THE PEOPLE WHO COMPEL WOMEN TO TAKE UP SEX WORK ARE THE FIRST TO ACCUSE THEM OF BEING IMMORAL.


Men as Clients
She explained that the attitude of clients have not changed over the years.

“There’s no change in their attitude: “I’m a respectable individual; you are a whore.” They never arrive at the realisation that they are clients.”

She pointed out that men (her clients) not only consider themselves as morally right to demand sex from an unknown woman in return of money, but condemn sex work as immoral. The sex worker is disrespectfully viewed as a “whore” (which projects women as mere tools for sex) by her clients.

Nalini had her first experience as a sex worker with a police officer (who she described as an extremely handsome man). The next day, she was picked up and brutally beaten by the police. She highlighted that the same group of people that ask for sexual services are the ones who punish them for being sex workers. In addition to this, she pointed out those men who claim themselves to be patriarchal heads – the harbingers of morality and protectors of women in the family – are the ones who come to her for sexual advice and services.

Co-Workers, Sex Work and Violence
Nalini shared the story of Sabira, a co-worker who spoke at a seminar in front of legal experts and Presidents of the State and National Women’s Commission, regarding the working conditions of sex workers and the need to fight for their rights. A few days later, she was picked, beaten and tortured the whole night by the police. She died from the wounds inflicted on her.

Nalini also mentioned the stories of two co-workers who committed suicide due to feuds with their families. This and many other episodes that exemplified the violence faced by her and her co workers are etched throughout her experience. She fights for the cause of sex workers’ human rights and has raised her voiced multiple times against patriarchal oppression and state negligence against the lives of workers.
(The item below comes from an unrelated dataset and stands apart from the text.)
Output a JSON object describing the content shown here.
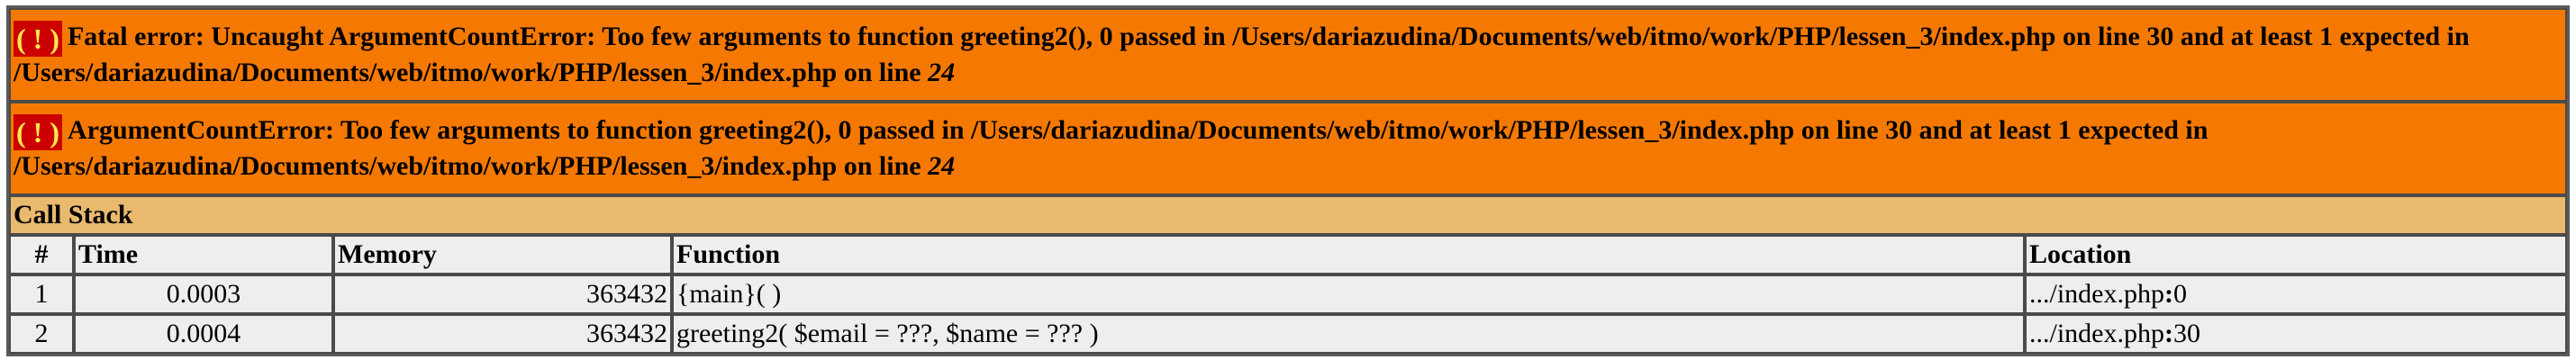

Therefore, her account shows us that in order to build a feminist analysis on the experience of a female sex worker, it is imperative to critique the violence embedded in patriarchal structures and reflect upon one’s investment in it. Nalini not only questions male authority but also reveals the internal contradictions embedded in spheres that affect the lives of women. Therefore, any political organization working with rehabilitation or sex workers rights must challenge violent patriarchal oppression every woman faces in their everyday lives.